I voted yes it was but please read my full comment before posting some ironic back comment. I believe it's scary that they want people to be defenseless, I think it's scary that children have to be taught not to resort to violence, I think also think it's disturbing that someone combined democrat and meth head together LOL...but anyway it's no wonder we're third last in education in the whole damn country.

Joe Rollins
Joe Rollins

The only thing that can stop a bad kid with a gun, is a good kid with a gun.

KJ Shah
KJ Shah

If you're serious... ur a an idiot

eric.nelson745
eric.nelson745 topcommenter

Poll results demonstrate that a fair number of New Times readers are confirmed gun wackos.

valleynative
valleynative topcommenter

A couple of random points:

Note that the contract itself says that it's whole purpose is to "draw attention" to the parents' responsibility.

If sending information home to the parents in the packet they have to sign and return during the first week was an effective means of communication, drop-off and pick-up wouldn't be such a cluster during the first weeks of school.

Those packets seem to serve best as practice in forging parents' signatures.

Joe Rollins
Joe Rollins

I think we should just arm the children. We, and they, would be much safer.

Roger Nichols
Roger Nichols

Um... How is "locking away" my home defense considered safe for anyone other than the home invader kicking in my door? A firearm is like a parachute... If you need it once and don't have it, you'll probably won't ever need it again. :/ Besides... Wouldn't this be another subtle way to pinpoint gun owners?

brenro12
brenro12

I think guns are too easily accessed in our society but I still think this comes off as a bit condescending and insulting asking parents to sign a pledge to be responsible adults.

JohnQ.Public
JohnQ.Public

A couple things that are important to note:

1. There is no penalty for refusing to sign and return this.  Apparently many parents don't and there are no consequences whatsoever.

2. Its been in place for a number of years with no complaints to the school district board by parents or voters (that I could locate).

valleynative
valleynative topcommenter

The simple fact is that schools have no right and no business telling parents that they must raise their children in certain ways even if those ways make perfect sense to most people.

They can make suggestions and try to educate the parents, but telling them that they have to sign a form agreeing to teach certain values is crossing a very important line.

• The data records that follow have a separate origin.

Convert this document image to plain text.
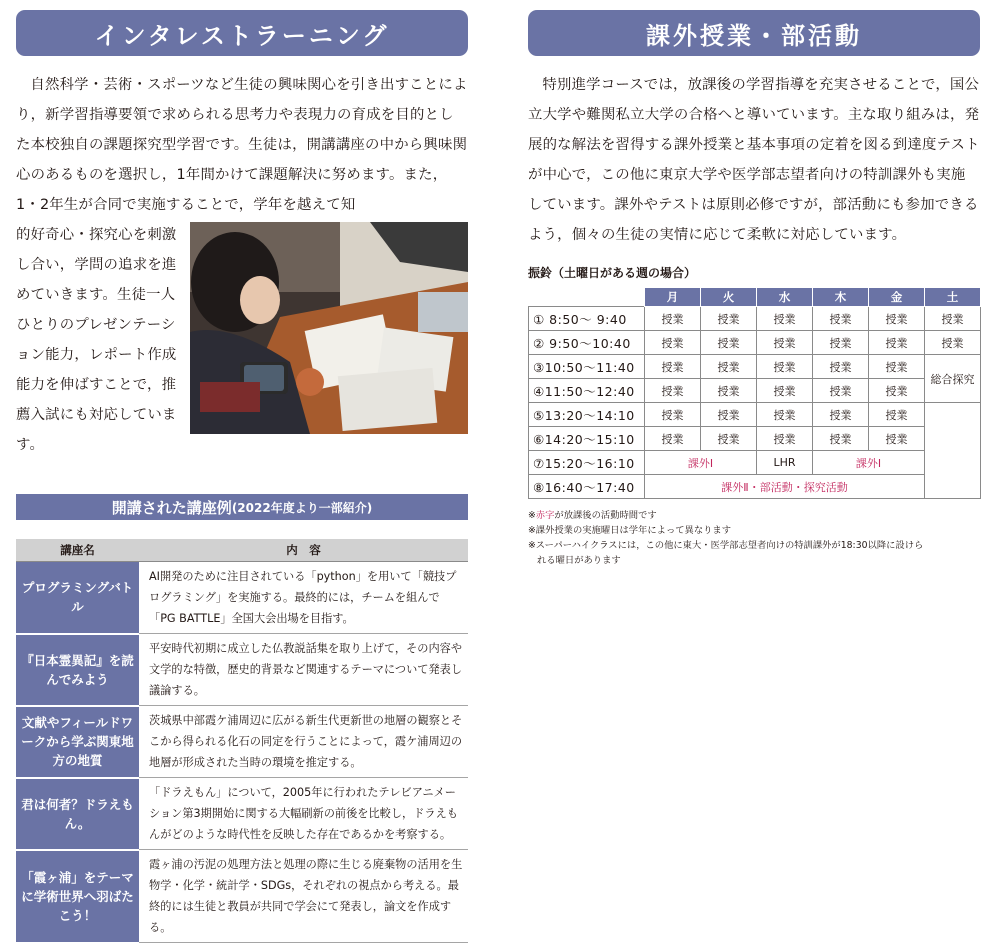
インタレストラーニング

自然科学・芸術・スポーツなど生徒の興味関心を引き出すことにより，新学習指導要領で求められる思考力や表現力の育成を目的とした本校独自の課題探究型学習です。生徒は，開講講座の中から興味関心のあるものを選択し，1年間かけて課題解決に努めます。また，1・2年生が合同で実施することで，学年を越えて知

的好奇心・探究心を刺激し合い，学問の追求を進めていきます。生徒一人ひとりのプレゼンテーション能力，レポート作成能力を伸ばすことで，推薦入試にも対応しています。

開講された講座例 (2022年度より一部紹介)
講座名	内　容
プログラミングバトル	AI開発のために注目されている「python」を用いて「競技プログラミング」を実施する。最終的には，チームを組んで「PG BATTLE」全国大会出場を目指す。
『日本霊異記』を読んでみよう	平安時代初期に成立した仏教説話集を取り上げて，その内容や文学的な特徴，歴史的背景など関連するテーマについて発表し議論する。
文献やフィールドワークから学ぶ関東地方の地質	茨城県中部霞ケ浦周辺に広がる新生代更新世の地層の観察とそこから得られる化石の同定を行うことによって，霞ケ浦周辺の地層が形成された当時の環境を推定する。
君は何者？ドラえもん。	「ドラえもん」について，2005年に行われたテレビアニメーション第3期開始に関する大幅刷新の前後を比較し，ドラえもんがどのような時代性を反映した存在であるかを考察する。
「霞ヶ浦」をテーマに学術世界へ羽ばたこう！	霞ヶ浦の汚泥の処理方法と処理の際に生じる廃棄物の活用を生物学・化学・統計学・SDGs，それぞれの視点から考える。最終的には生徒と教員が共同で学会にて発表し，論文を作成する。
課外授業・部活動

特別進学コースでは，放課後の学習指導を充実させることで，国公立大学や難関私立大学の合格へと導いています。主な取り組みは，発展的な解法を習得する課外授業と基本事項の定着を図る到達度テストが中心で，この他に東京大学や医学部志望者向けの特訓課外も実施しています。課外やテストは原則必修ですが，部活動にも参加できるよう，個々の生徒の実情に応じて柔軟に対応しています。

振鈴（土曜日がある週の場合）
	月	火	水	木	金	土
① 8:50〜 9:40	授業	授業	授業	授業	授業	授業
② 9:50〜10:40	授業	授業	授業	授業	授業	授業
③10:50〜11:40	授業	授業	授業	授業	授業	総合探究
④11:50〜12:40	授業	授業	授業	授業	授業	
⑤13:20〜14:10	授業	授業	授業	授業	授業	
⑥14:20〜15:10	授業	授業	授業	授業	授業	
⑦15:20〜16:10	課外Ⅰ		LHR	課外Ⅰ		
⑧16:40〜17:40	課外Ⅱ・部活動・探究活動					

※赤字が放課後の活動時間です

※課外授業の実施曜日は学年によって異なります

※スーパーハイクラスには，この他に東大・医学部志望者向けの特訓課外が18:30以降に設けら

れる曜日があります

As a society, we're becoming too quick to let the government tell us what's best for us rather than thinking for ourselves.


valleynative
valleynative topcommenter

@eric.nelson745  

Yes, indeed.  Many of those wackos form their opinions of all gun owners based only on the small percentage who are foolish or evil enough to become particularly newsworthy, and so have trouble understanding that the overwhelming majority of gun owners are actually responsible.

valleynative
valleynative topcommenter

@JohnQ.Public  

I still don't like the schools trying to give the impression that they have the authority to require such a thing.   Most people, particularly those who need to be told to play nice with guns, are stupid, and will come to believe that the school has such authority, which, over times, effectively grants them that authority.


JohnQ.Public
JohnQ.Public

@valleynative.  Goes back to the school's role within a community.  School's do everything from offer parks and rec after school programs to serving as community disaster shelters to being the site of the local 4th of July celebration and fireworks show.  In northern Arizona, if there were a wildland fire, the school would serve as the command post, housing for firefighters and a shelter for those that were displaced.  Schools serve a central role within a community that is more than just math and reading.  And unfortunately, in everything from Columbine to Sandy Hook, schools have also been the location of serious and unfortunate gun violence.

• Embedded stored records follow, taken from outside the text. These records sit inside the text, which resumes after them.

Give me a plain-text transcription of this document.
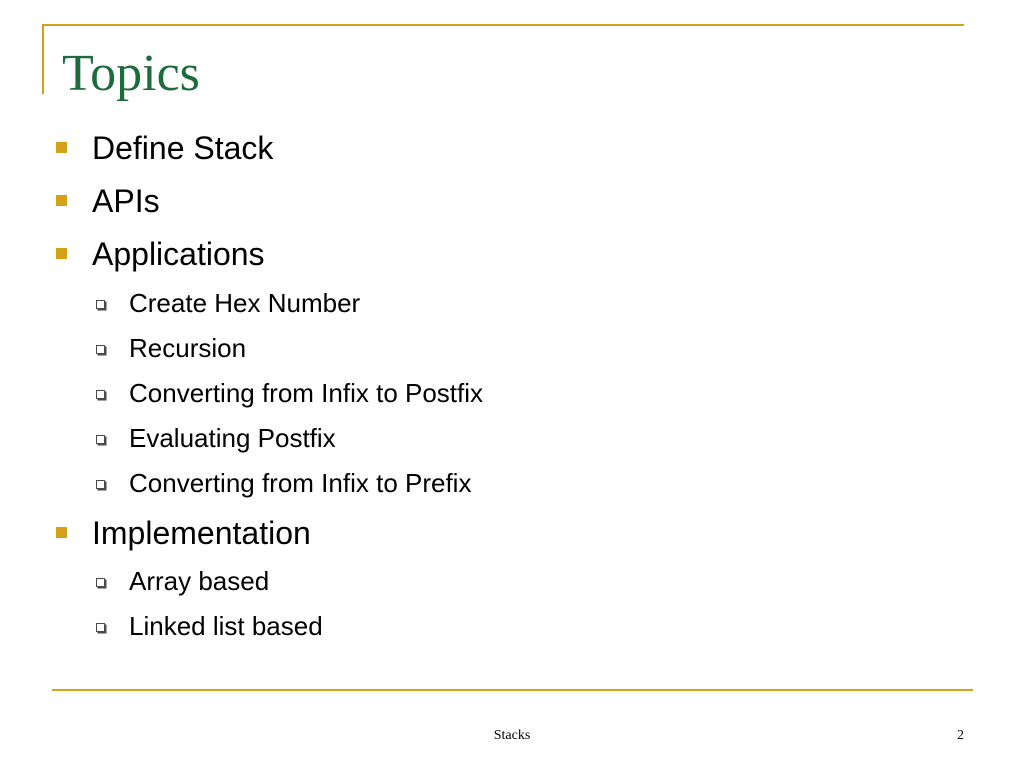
Topics
Define Stack
APIs
Applications
Create Hex Number
Recursion
Converting from Infix to Postfix
Evaluating Postfix
Converting from Infix to Prefix
Implementation
Array based
Linked list based
Stacks	2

Was this a great approach - making this into a type of moral contract - in my opinion no.  Do schools have a role in trying to prevent on-campus gun violence, absolutely.  Was there a better way to do this, probably.

valleynative
valleynative topcommenter

@JohnQ.Public  

Sending my kids to a public school doesn't grant the district any authority over me.  They have authority over the kids while on school grounds or at school events.

As a responsible adult, I should take my role as a partner in the kids' education seriously and cooperate with the school, but I have no obligation to follow their instructions when I'm not on campus.

JohnQ.Public
JohnQ.Public

@valleynative  It does have authority of those citizens that avail themselves of the school and its facilities - including students - so it does have some level of authority.  It has the authority to collect money from citizens in the form of property taxes.  This wasn't sent to everyone in the school district, it was sent to students and their parents - people who are availing themselves of the school's services.  I understand your point and to some degree I agree with it, but I don't see it as being as clear cut as you do.

valleynative
valleynative topcommenter

@JohnQ.Public  

The role of the school is to be a resource, available to those who want to use it.   It should never pretend to have any authority over the citizens.